Requires at least some corrected examples — cannot bootstrap from zero feedback. If no correction pairs exist, this framework cannot help.
The quality ceiling is set by the quality of the input corrections. If expert feedback is inconsistent or wrong, the distilled Tips will inherit those flaws.
Works best for text domains with recurring, classifiable error patterns. Creative writing or highly variable content may not exhibit the regularity needed for Tip distillation.

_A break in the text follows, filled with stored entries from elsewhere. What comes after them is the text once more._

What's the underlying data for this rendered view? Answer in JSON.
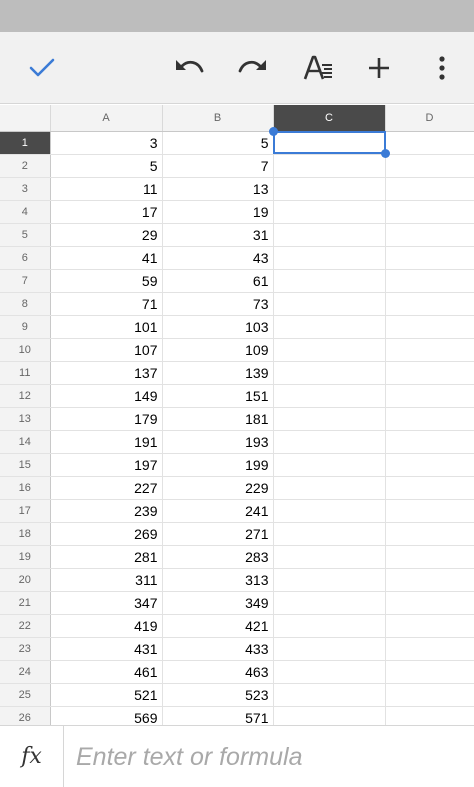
{
  "toolbar": {
    "icons": [
      "check-icon",
      "undo-icon",
      "redo-icon",
      "text-format-icon",
      "plus-icon",
      "more-vert-icon"
    ],
    "accent_color": "#3b7bd6"
  },
  "sheet": {
    "columns": [
      "A",
      "B",
      "C",
      "D"
    ],
    "selected_column": "C",
    "selected_cell": "C1",
    "rows": [
      {
        "n": "1",
        "a": "3",
        "b": "5"
      },
      {
        "n": "2",
        "a": "5",
        "b": "7"
      },
      {
        "n": "3",
        "a": "11",
        "b": "13"
      },
      {
        "n": "4",
        "a": "17",
        "b": "19"
      },
      {
        "n": "5",
        "a": "29",
        "b": "31"
      },
      {
        "n": "6",
        "a": "41",
        "b": "43"
      },
      {
        "n": "7",
        "a": "59",
        "b": "61"
      },
      {
        "n": "8",
        "a": "71",
        "b": "73"
      },
      {
        "n": "9",
        "a": "101",
        "b": "103"
      },
      {
        "n": "10",
        "a": "107",
        "b": "109"
      },
      {
        "n": "11",
        "a": "137",
        "b": "139"
      },
      {
        "n": "12",
        "a": "149",
        "b": "151"
      },
      {
        "n": "13",
        "a": "179",
        "b": "181"
      },
      {
        "n": "14",
        "a": "191",
        "b": "193"
      },
      {
        "n": "15",
        "a": "197",
        "b": "199"
      },
      {
        "n": "16",
        "a": "227",
        "b": "229"
      },
      {
        "n": "17",
        "a": "239",
        "b": "241"
      },
      {
        "n": "18",
        "a": "269",
        "b": "271"
      },
      {
        "n": "19",
        "a": "281",
        "b": "283"
      },
      {
        "n": "20",
        "a": "311",
        "b": "313"
      },
      {
        "n": "21",
        "a": "347",
        "b": "349"
      },
      {
        "n": "22",
        "a": "419",
        "b": "421"
      },
      {
        "n": "23",
        "a": "431",
        "b": "433"
      },
      {
        "n": "24",
        "a": "461",
        "b": "463"
      },
      {
        "n": "25",
        "a": "521",
        "b": "523"
      },
      {
        "n": "26",
        "a": "569",
        "b": "571"
      }
    ]
  },
  "formula_bar": {
    "label": "fx",
    "placeholder": "Enter text or formula",
    "value": ""
  }
}
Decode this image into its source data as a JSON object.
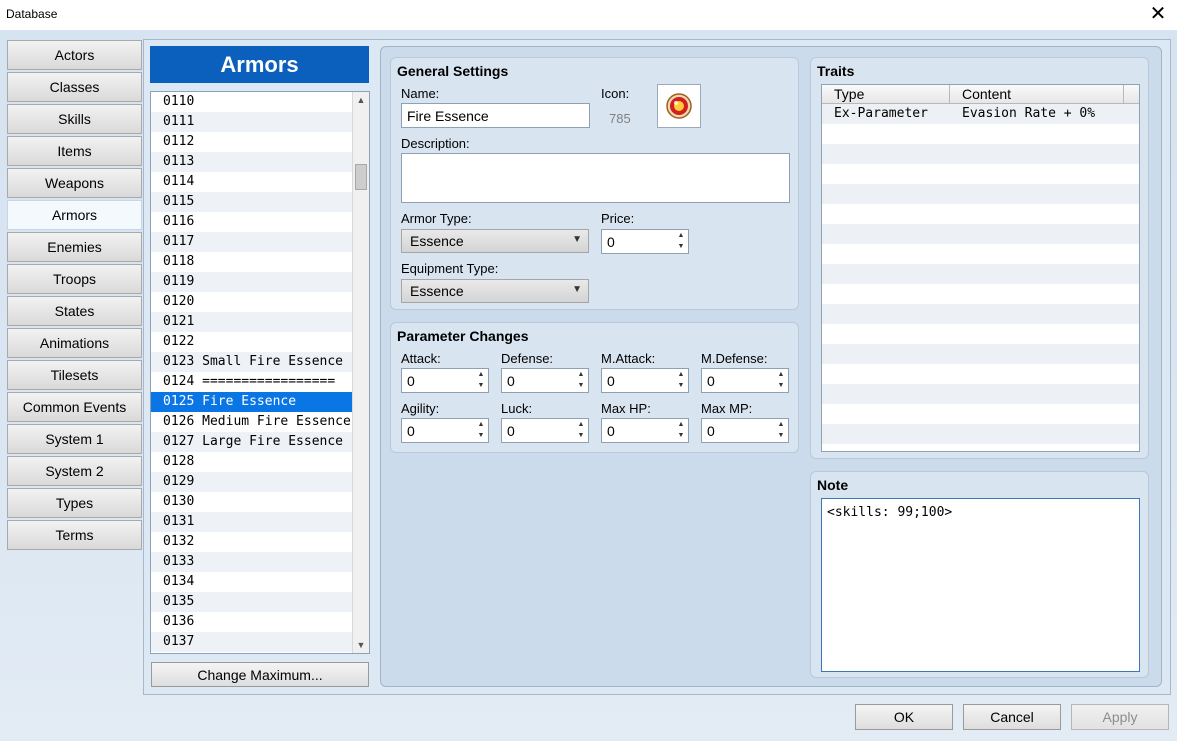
{
  "window": {
    "title": "Database",
    "close_glyph": "✕"
  },
  "categories": [
    {
      "label": "Actors",
      "active": false
    },
    {
      "label": "Classes",
      "active": false
    },
    {
      "label": "Skills",
      "active": false
    },
    {
      "label": "Items",
      "active": false
    },
    {
      "label": "Weapons",
      "active": false
    },
    {
      "label": "Armors",
      "active": true
    },
    {
      "label": "Enemies",
      "active": false
    },
    {
      "label": "Troops",
      "active": false
    },
    {
      "label": "States",
      "active": false
    },
    {
      "label": "Animations",
      "active": false
    },
    {
      "label": "Tilesets",
      "active": false
    },
    {
      "label": "Common Events",
      "active": false
    },
    {
      "label": "System 1",
      "active": false
    },
    {
      "label": "System 2",
      "active": false
    },
    {
      "label": "Types",
      "active": false
    },
    {
      "label": "Terms",
      "active": false
    }
  ],
  "armor_list": {
    "header": "Armors",
    "selected_index": 15,
    "items": [
      "0110",
      "0111",
      "0112",
      "0113",
      "0114",
      "0115",
      "0116",
      "0117",
      "0118",
      "0119",
      "0120",
      "0121",
      "0122",
      "0123 Small Fire Essence",
      "0124 =================",
      "0125 Fire Essence",
      "0126 Medium Fire Essence",
      "0127 Large Fire Essence",
      "0128",
      "0129",
      "0130",
      "0131",
      "0132",
      "0133",
      "0134",
      "0135",
      "0136",
      "0137"
    ],
    "change_max_label": "Change Maximum..."
  },
  "general": {
    "title": "General Settings",
    "name_label": "Name:",
    "name_value": "Fire Essence",
    "icon_label": "Icon:",
    "icon_index": "785",
    "description_label": "Description:",
    "description_value": "",
    "armor_type_label": "Armor Type:",
    "armor_type_value": "Essence",
    "price_label": "Price:",
    "price_value": "0",
    "equip_type_label": "Equipment Type:",
    "equip_type_value": "Essence"
  },
  "params": {
    "title": "Parameter Changes",
    "fields": [
      {
        "label": "Attack:",
        "value": "0"
      },
      {
        "label": "Defense:",
        "value": "0"
      },
      {
        "label": "M.Attack:",
        "value": "0"
      },
      {
        "label": "M.Defense:",
        "value": "0"
      },
      {
        "label": "Agility:",
        "value": "0"
      },
      {
        "label": "Luck:",
        "value": "0"
      },
      {
        "label": "Max HP:",
        "value": "0"
      },
      {
        "label": "Max MP:",
        "value": "0"
      }
    ]
  },
  "traits": {
    "title": "Traits",
    "col_type": "Type",
    "col_content": "Content",
    "rows": [
      {
        "type": "Ex-Parameter",
        "content": "Evasion Rate + 0%"
      }
    ],
    "empty_rows": 17
  },
  "note": {
    "title": "Note",
    "value": "<skills: 99;100>"
  },
  "buttons": {
    "ok": "OK",
    "cancel": "Cancel",
    "apply": "Apply"
  }
}
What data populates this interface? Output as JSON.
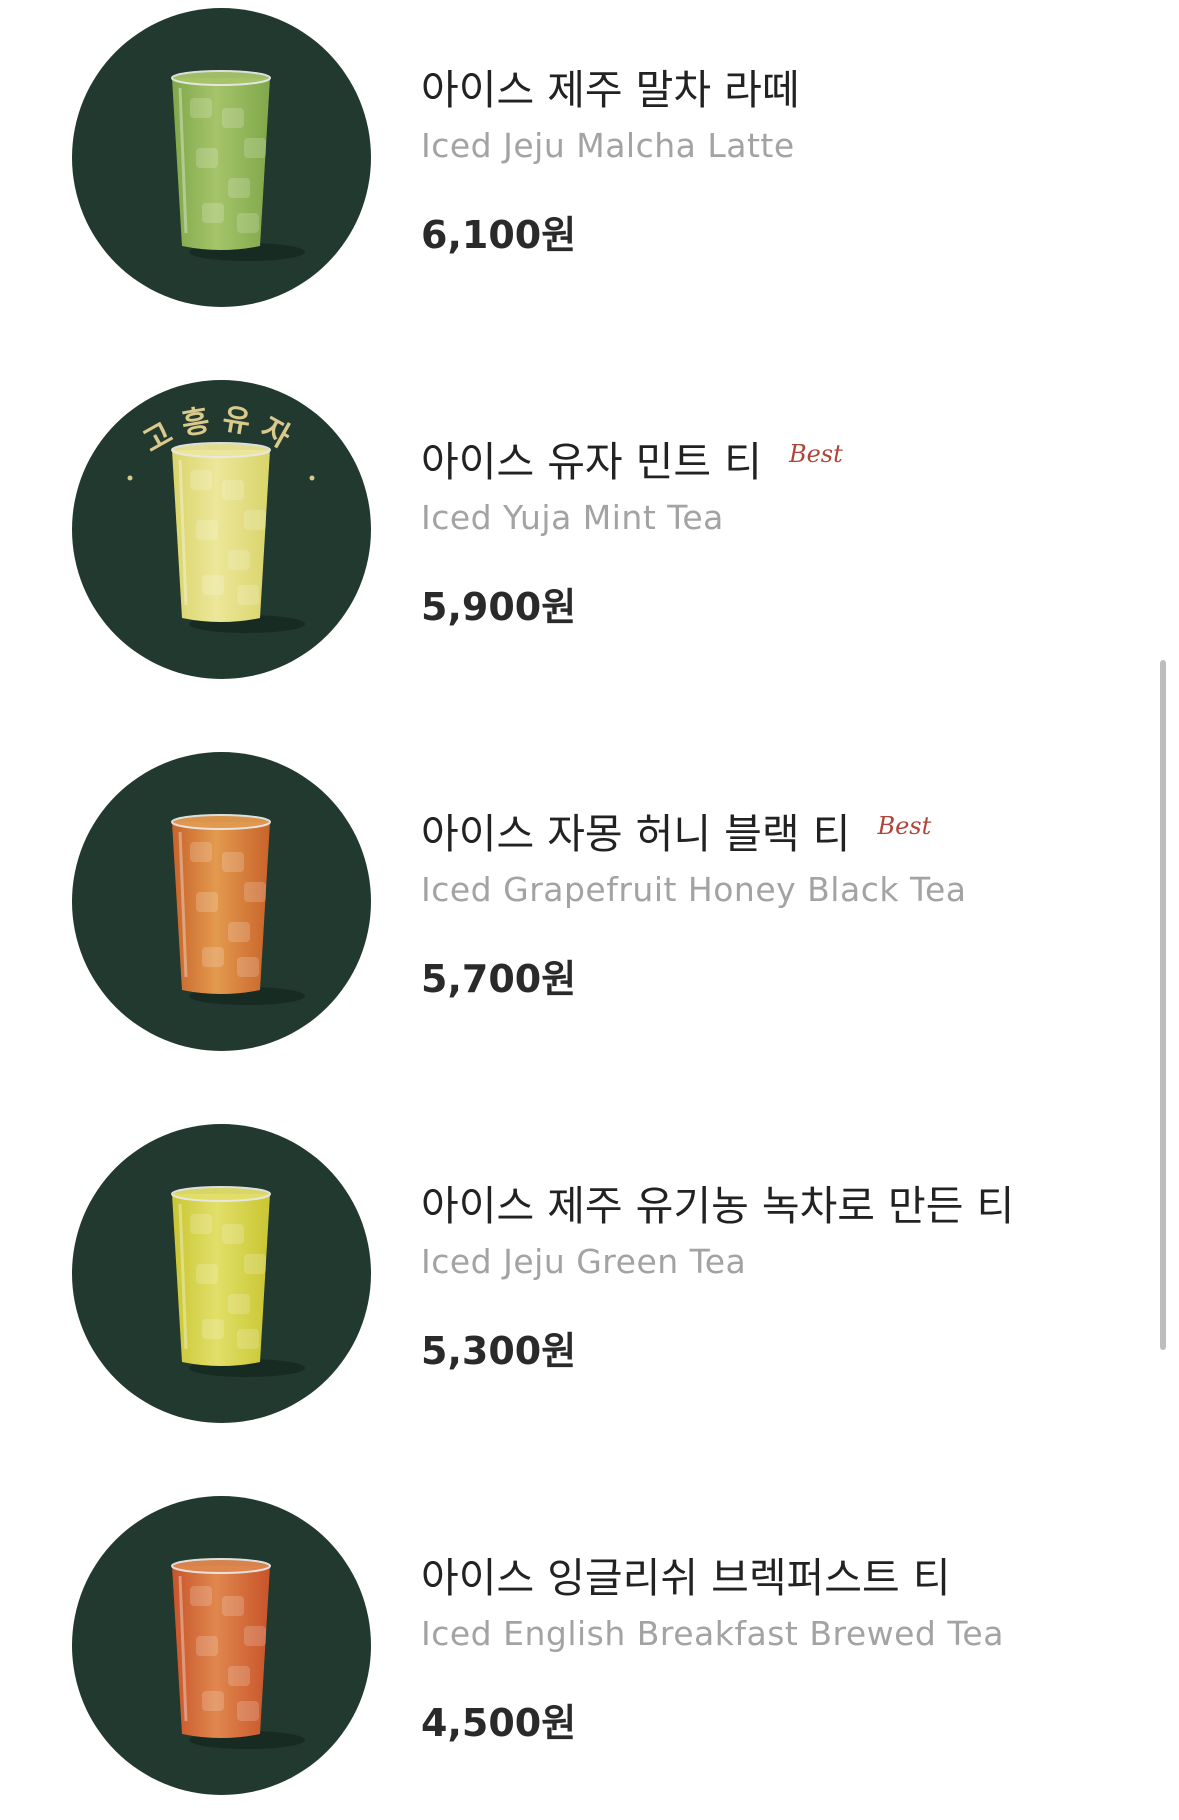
{
  "items": [
    {
      "name_ko": "아이스 제주 말차 라떼",
      "name_en": "Iced Jeju Malcha Latte",
      "price": "6,100원",
      "best": "",
      "drink_color": "#7fa84a",
      "drink_color_light": "#a6c46a",
      "ribbon_text": ""
    },
    {
      "name_ko": "아이스 유자 민트 티",
      "name_en": "Iced Yuja Mint Tea",
      "price": "5,900원",
      "best": "Best",
      "drink_color": "#d9d46a",
      "drink_color_light": "#ece79a",
      "ribbon_text": "고흥유자"
    },
    {
      "name_ko": "아이스 자몽 허니 블랙 티",
      "name_en": "Iced Grapefruit Honey Black Tea",
      "price": "5,700원",
      "best": "Best",
      "drink_color": "#c8632a",
      "drink_color_light": "#e39a4e",
      "ribbon_text": ""
    },
    {
      "name_ko": "아이스 제주 유기농 녹차로 만든 티",
      "name_en": "Iced Jeju Green Tea",
      "price": "5,300원",
      "best": "",
      "drink_color": "#c9c632",
      "drink_color_light": "#e2df6a",
      "ribbon_text": ""
    },
    {
      "name_ko": "아이스 잉글리쉬 브렉퍼스트 티",
      "name_en": "Iced English Breakfast Brewed Tea",
      "price": "4,500원",
      "best": "",
      "drink_color": "#c8542a",
      "drink_color_light": "#e0874e",
      "ribbon_text": ""
    }
  ],
  "colors": {
    "thumb_bg": "#22392f",
    "best": "#b0453a",
    "ribbon_text": "#d9c98a"
  }
}
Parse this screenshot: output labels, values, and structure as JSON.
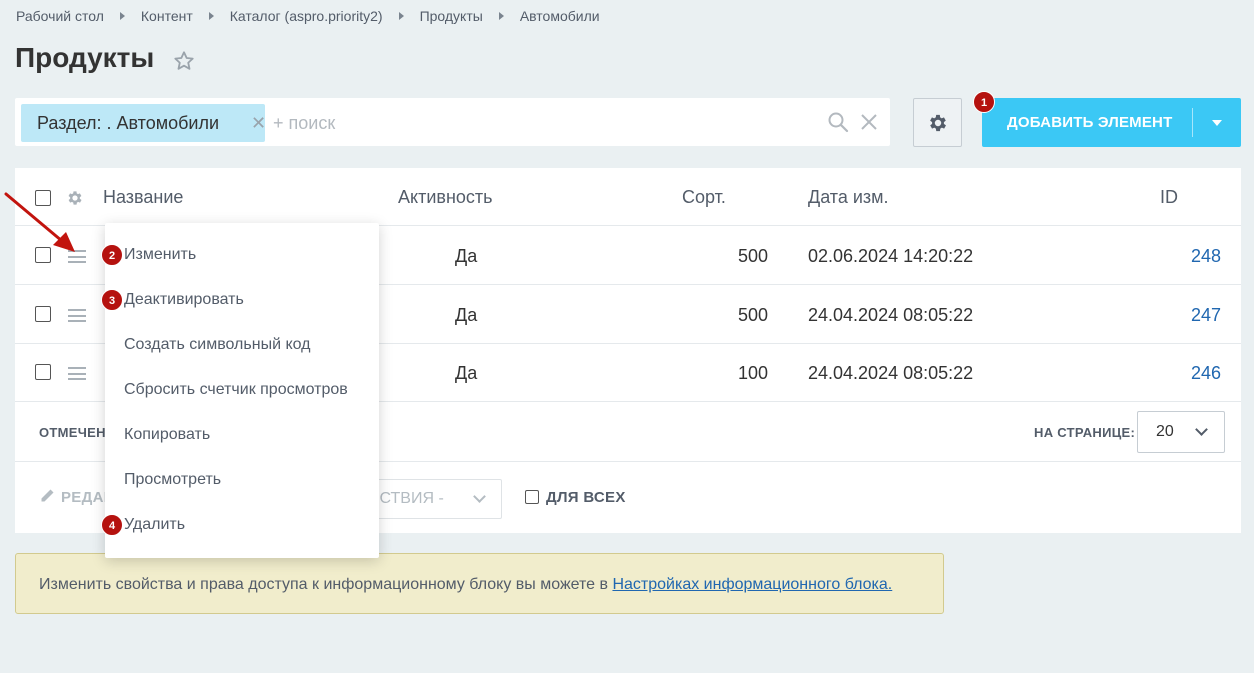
{
  "breadcrumb": [
    "Рабочий стол",
    "Контент",
    "Каталог (aspro.priority2)",
    "Продукты",
    "Автомобили"
  ],
  "page": {
    "title": "Продукты"
  },
  "filter": {
    "tag_label": "Раздел: . Автомобили",
    "placeholder": "+ поиск"
  },
  "toolbar": {
    "add_label": "ДОБАВИТЬ ЭЛЕМЕНТ"
  },
  "markers": [
    "1",
    "2",
    "3",
    "4"
  ],
  "grid": {
    "columns": [
      "Название",
      "Активность",
      "Сорт.",
      "Дата изм.",
      "ID"
    ],
    "rows": [
      {
        "active": "Да",
        "sort": "500",
        "date": "02.06.2024 14:20:22",
        "id": "248"
      },
      {
        "active": "Да",
        "sort": "500",
        "date": "24.04.2024 08:05:22",
        "id": "247"
      },
      {
        "active": "Да",
        "sort": "100",
        "date": "24.04.2024 08:05:22",
        "id": "246"
      }
    ],
    "selected_label": "ОТМЕЧЕН",
    "per_page_label": "НА СТРАНИЦЕ:",
    "per_page_value": "20",
    "edit_label": "РЕДАК",
    "actions_label": "ЙСТВИЯ -",
    "for_all_label": "ДЛЯ ВСЕХ"
  },
  "context_menu": {
    "items": [
      "Изменить",
      "Деактивировать",
      "Создать символьный код",
      "Сбросить счетчик просмотров",
      "Копировать",
      "Просмотреть",
      "Удалить"
    ]
  },
  "info": {
    "text": "Изменить свойства и права доступа к информационному блоку вы можете в ",
    "link": "Настройках информационного блока."
  },
  "colors": {
    "accent": "#3bc8f5",
    "marker": "#b5120f",
    "link": "#2067b0",
    "tag_bg": "#bde8f7",
    "page_bg": "#eaf0f2"
  },
  "icons": [
    "star-icon",
    "search-icon",
    "close-icon",
    "gear-icon",
    "chevron-down-icon",
    "menu-icon",
    "pencil-icon",
    "arrow-icon"
  ]
}
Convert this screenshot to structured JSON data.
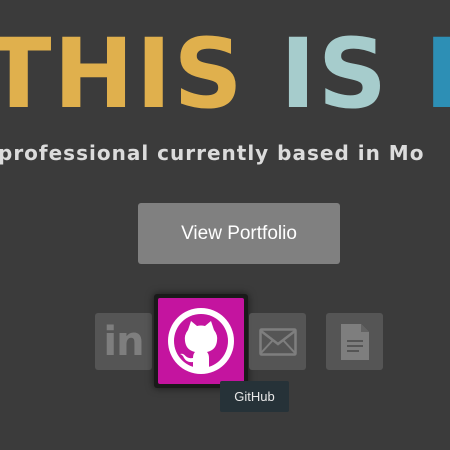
{
  "hero": {
    "word1": "THIS",
    "word2": "IS",
    "word3": "I"
  },
  "tagline": "professional currently based in Mo",
  "portfolio_button": "View Portfolio",
  "social": {
    "linkedin_label": "in",
    "icons": [
      "linkedin-icon",
      "github-icon",
      "email-icon",
      "document-icon"
    ]
  },
  "tooltip": "GitHub",
  "colors": {
    "background": "#3b3b3b",
    "accent_yellow": "#e0b04d",
    "accent_teal": "#a6cccc",
    "accent_blue": "#2d8fb5",
    "github_magenta": "#c4149f",
    "button_gray": "#808080"
  }
}
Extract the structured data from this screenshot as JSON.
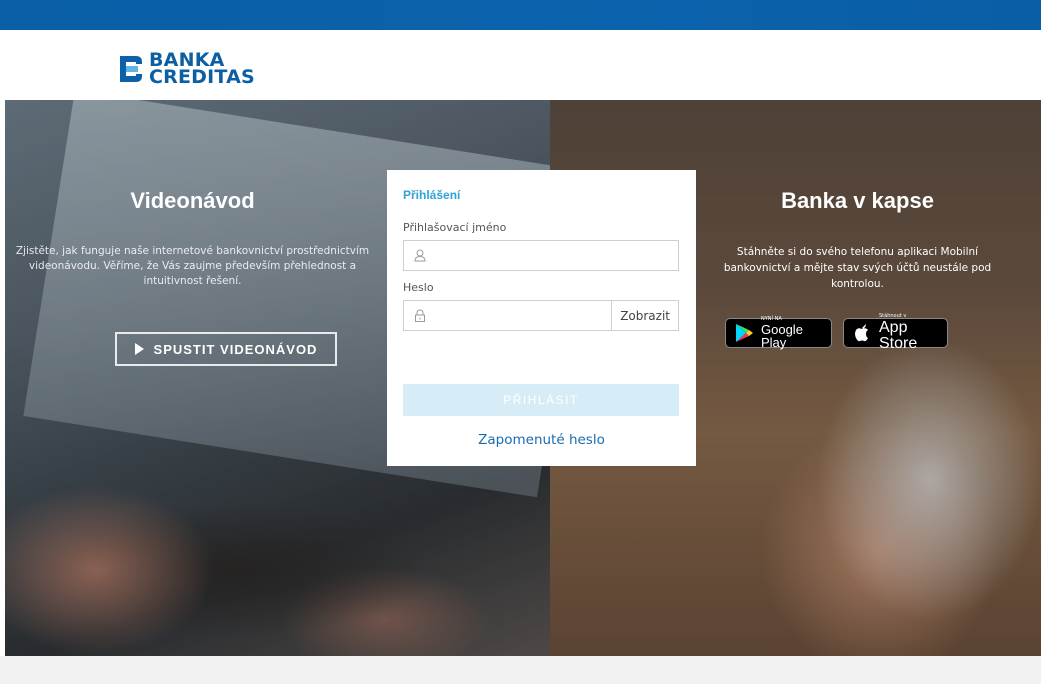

The three-agent pipeline adds latency (3+ LLM calls per input). For high-throughput batch processing, consider distilling the Tips and Strategies into a single comprehensive system prompt instead of running the full agentic loop.
Performance gains diminish on text that is already high quality. The framework's strength is correcting systematic errors, not polishing near-perfect prose.

Reference

Paper: ExperienceWeaver: Optimizing Small-sample Experience Learning for LLM-based Clinical Text Improvement — Xiao et al., 2026. Focus on Section 3 (framework architecture), Section 3.2 (hierarchical experience distillation), and Section 3.3 (agentic pipeline design) for implementation details. Table 2 shows performance gains across datasets; Table 4 details the hyperparameter sensitivity analysis for NG, τe, and τt.